The controversial investigation has been ongoing for more than three years.

Image: Alamy Stock Photo

MEMBERS OF THE PUBLIC, including a number of well-known sports stars, along with gardaí have been told they will face no prosecution for their alleged part in cancelling of penalty point cases. 

A number of gardaí have been suspended from duty in Limerick and Clare as detectives from the National Bureau of Criminal Investigation (NBCI) investigate the cancelling of road policing tickets across the broader Munster region.

The investigation has been ongoing for more than three years.  

There has been strong criticism of the NBCI investigation by local representatives as the gardaí involved have been suspended for a lengthy period and say they have not been given adequate information on the progress of the case. 

The probe has involved the questioning of a large number of members of the public - believed to be more than 130 people – who were in contact with various gardaí. They have also had their mobile phones seized.

That investigation began as the NBCI was investigating other issues in Limerick which are currently before the courts.

The Journal understands that members of the public which include well-known sports players, a member of the legal profession, a figure from local politics, as well as gardaí  have received fresh phone calls recently from the NBCI. 

They have been told that no further action will be taken and that the case is now closed. 

It is understood that the no prosecution direction was on phase one of the probe and involved interactions that many people had with one former senior member of the gardaí.   
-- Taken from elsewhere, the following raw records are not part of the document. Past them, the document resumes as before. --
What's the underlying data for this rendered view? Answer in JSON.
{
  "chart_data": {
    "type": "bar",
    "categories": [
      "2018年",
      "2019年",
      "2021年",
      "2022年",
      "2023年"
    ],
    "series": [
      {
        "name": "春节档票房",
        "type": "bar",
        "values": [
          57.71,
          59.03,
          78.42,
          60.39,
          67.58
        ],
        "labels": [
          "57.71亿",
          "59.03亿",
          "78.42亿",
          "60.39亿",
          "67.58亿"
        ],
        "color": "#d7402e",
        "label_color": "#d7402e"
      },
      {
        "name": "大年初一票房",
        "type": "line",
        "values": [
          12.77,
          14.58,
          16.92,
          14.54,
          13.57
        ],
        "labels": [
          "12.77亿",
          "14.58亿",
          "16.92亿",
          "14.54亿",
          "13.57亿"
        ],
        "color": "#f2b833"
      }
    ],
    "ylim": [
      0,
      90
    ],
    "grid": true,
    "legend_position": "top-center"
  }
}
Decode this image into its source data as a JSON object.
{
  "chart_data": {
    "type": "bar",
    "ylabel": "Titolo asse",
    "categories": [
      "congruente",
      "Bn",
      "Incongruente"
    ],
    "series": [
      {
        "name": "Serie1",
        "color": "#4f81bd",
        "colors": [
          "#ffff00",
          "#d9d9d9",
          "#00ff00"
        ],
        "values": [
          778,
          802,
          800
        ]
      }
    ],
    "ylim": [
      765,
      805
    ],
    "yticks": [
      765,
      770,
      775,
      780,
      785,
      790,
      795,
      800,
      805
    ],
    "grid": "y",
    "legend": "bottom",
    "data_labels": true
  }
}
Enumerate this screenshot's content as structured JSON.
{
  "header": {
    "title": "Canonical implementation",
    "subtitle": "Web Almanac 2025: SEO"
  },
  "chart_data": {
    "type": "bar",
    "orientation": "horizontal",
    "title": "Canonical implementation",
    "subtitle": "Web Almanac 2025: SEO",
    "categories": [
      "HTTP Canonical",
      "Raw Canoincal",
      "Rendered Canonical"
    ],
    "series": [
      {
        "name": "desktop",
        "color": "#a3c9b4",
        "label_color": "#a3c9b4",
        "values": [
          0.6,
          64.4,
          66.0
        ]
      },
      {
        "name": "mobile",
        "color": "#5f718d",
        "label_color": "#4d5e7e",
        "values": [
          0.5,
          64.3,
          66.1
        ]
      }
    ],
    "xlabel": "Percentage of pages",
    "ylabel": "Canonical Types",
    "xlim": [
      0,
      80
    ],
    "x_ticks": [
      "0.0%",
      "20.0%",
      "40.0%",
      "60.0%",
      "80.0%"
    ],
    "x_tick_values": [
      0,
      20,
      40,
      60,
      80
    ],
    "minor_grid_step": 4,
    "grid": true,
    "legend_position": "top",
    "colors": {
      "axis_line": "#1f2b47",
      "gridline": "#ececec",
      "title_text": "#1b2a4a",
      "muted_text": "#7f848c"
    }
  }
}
A second phase of the investigation is focused on interactions between individual gardaí and their use of discretion in their work in road policing matters. It’s understood that probe also involves a large number of members of the public, and over 100 gardaí have been interviewed. 

Multiple sources have said that the decision to not prosecute was taken after a lengthy file was sent to the DPP.

It is understood that garda investigators were seeking a charge of obstruction of justice in some of the cases. However the DPP directed that no prosecution was possible as there was no evidence to support such an allegation. 

Sources have also indicated that a recent directive sent by Garda management to all gardaí is critical to the decision – given that there was no previous HQ directive advising on the process and protocol associated with cancelling penalty point allegations.

A statement has been requested from the press office of An Garda Síochána.